Appeal from an order of the Family Court of Schenectady County (Powers, J.), entered June 30, 2015, which, in a proceeding pursuant to Family Ct Act article 10, denied respondent’s motion to dismiss the petition.

Respondent is the father of a child born in December 2014. Family Court removed the child from his mother’s care immediately after his birth. In April 2015, petitioner commenced this proceeding to adjudicate the child to be neglected based, in part, on respondent’s long history of substance abuse coupled with his admission that one month earlier, he had been admitted to the hospital after he consumed “70 beers and snorted an eight ball of cocaine.” Respondent moved to dismiss the neglect petition, arguing that, without an allegation that the conduct occurred in the child’s presence, there was no basis for Family Court to find that he had neglected the child. In June 2015, Family Court denied the motion, finding that petitioner established a prima facie case for neglect and permitted the proceeding to continue. Respondent now appeals.

The attorney for the child advises that, during the pendency of this appeal, petitioner filed a permanent neglect petition pursuant to Social Services Law § 384-b, and Family Court determined that the child was abandoned (see Social Services Law § 384-b [5]). On April 26, 2016, the court terminated respondent’s parental rights to the child.
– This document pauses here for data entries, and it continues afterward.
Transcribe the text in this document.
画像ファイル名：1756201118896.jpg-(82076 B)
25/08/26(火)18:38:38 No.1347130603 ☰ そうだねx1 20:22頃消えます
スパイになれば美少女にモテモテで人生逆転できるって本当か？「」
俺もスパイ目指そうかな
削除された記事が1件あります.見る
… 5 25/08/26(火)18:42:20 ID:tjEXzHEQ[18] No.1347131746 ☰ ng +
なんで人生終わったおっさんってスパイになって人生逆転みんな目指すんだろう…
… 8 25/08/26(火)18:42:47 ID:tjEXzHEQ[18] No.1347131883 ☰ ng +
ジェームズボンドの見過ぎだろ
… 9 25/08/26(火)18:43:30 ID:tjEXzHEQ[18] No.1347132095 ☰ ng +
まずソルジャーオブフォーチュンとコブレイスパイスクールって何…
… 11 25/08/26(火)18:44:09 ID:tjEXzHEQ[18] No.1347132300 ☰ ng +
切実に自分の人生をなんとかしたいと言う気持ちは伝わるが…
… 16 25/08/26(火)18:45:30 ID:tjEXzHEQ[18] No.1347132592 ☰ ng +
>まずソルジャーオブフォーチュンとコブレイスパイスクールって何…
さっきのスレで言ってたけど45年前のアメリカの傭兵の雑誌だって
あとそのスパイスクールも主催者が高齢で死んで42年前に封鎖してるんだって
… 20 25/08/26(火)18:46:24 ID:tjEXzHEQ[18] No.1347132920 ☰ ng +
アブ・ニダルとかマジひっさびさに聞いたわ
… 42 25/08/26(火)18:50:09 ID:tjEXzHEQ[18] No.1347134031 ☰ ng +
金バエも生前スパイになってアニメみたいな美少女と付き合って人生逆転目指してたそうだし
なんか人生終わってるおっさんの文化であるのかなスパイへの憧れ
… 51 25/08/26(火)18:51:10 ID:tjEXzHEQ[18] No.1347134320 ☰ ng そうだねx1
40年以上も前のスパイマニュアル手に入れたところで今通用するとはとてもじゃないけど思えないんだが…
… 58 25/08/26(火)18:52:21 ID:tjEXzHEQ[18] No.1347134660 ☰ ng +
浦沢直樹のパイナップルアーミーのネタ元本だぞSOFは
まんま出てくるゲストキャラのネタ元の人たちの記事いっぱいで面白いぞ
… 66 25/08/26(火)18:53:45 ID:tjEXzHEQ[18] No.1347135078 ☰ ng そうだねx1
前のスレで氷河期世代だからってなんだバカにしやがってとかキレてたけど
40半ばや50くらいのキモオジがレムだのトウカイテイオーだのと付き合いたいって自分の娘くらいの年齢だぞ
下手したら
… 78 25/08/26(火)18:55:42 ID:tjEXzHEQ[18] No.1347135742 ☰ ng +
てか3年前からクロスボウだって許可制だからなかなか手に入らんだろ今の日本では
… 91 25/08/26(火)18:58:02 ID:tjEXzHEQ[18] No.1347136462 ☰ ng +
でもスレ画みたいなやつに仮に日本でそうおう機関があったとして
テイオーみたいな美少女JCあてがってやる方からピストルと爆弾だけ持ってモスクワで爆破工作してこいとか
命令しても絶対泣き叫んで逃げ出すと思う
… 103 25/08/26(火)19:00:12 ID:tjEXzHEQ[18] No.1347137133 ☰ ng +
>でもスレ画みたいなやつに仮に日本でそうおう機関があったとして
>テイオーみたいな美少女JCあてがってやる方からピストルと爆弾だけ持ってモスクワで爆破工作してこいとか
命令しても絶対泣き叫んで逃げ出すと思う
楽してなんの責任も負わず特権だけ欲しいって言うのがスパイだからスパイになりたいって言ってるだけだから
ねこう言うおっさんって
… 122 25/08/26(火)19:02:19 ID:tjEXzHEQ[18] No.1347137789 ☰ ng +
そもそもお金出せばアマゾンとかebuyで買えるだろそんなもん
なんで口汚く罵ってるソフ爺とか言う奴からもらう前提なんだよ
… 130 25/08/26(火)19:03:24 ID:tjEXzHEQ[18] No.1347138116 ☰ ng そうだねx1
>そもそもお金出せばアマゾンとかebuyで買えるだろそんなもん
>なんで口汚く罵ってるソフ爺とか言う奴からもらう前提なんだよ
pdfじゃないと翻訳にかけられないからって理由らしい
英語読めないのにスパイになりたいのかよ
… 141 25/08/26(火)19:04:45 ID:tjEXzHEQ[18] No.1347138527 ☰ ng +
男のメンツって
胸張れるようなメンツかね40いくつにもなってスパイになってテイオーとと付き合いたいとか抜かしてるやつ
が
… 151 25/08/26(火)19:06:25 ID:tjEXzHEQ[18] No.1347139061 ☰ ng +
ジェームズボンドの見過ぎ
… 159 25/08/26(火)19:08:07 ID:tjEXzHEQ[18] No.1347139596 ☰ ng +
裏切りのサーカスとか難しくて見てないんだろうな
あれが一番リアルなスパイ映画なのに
Under these circumstances, we agree with the attorney for the child that respondent’s appeal has been rendered moot (see Matter of Mary YY. [Albert YY.], 98 AD3d 1198, 1198 [2012]; Matter of Riley SS. [Richard SS.], 90 AD3d 1179, 1179 [2011]). Although there is an exception to the mootness doctrine where a finding of neglect creates a stigma that affects future proceedings (see Matter of *1213 Bayley W. [Jaden W.], 100 AD3d 1203, 1203-1204 [2012]), here, because there was no such factual finding, the exception does not apply (see Matter of Maddock E. [Luis E.], 138 AD3d 559, 559-560 [2016]).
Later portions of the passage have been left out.